Rep. Lauren Boebert (R-CO) “has been accused of ‘seducing’ another woman’s husband into an ‘inappropriate relationship’ that speeded the end of the marriage and ended in the congresswoman taking out a restraining order against the man’s irate wife,” the Daily Mail reports.
The FBI on Thursday arrested a businessman at the center of the scandal that led to Texas Attorney General Ken Paxton’s historic impeachment, a move that came amid new questions about the men’s dealings raised by financial records the Republican’s lawyers made public to try to clear him of bribery allegations,” Politico reports.
Rep. George Santos (R-NY) on Friday appealed a judge’s ruling ordering the names of his bond sponsors be unsealed, The Hill reports.

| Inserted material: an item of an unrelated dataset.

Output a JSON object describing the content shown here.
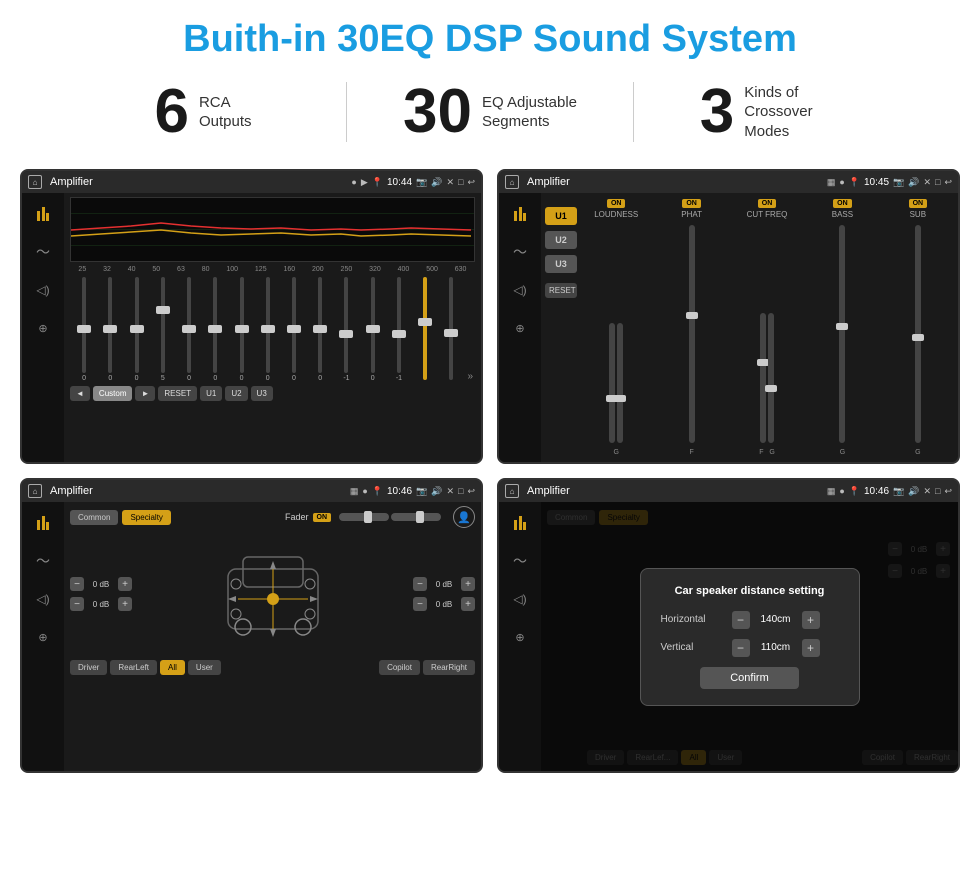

Former Rhode Island councilman Matthew Reilly (R) was arrested on multiple counts of child molestation, weeks after he was found passed out in his car with drug paraphernalia around him, the Providence Journal reports.
“Former Vice President Mike Pence canceled his planned appearance on Sean Hannity’s Fox News program last night because he didn’t want to address the news Donald Trump had been indicted on charges related to handling classified documents,” The Messenger reports.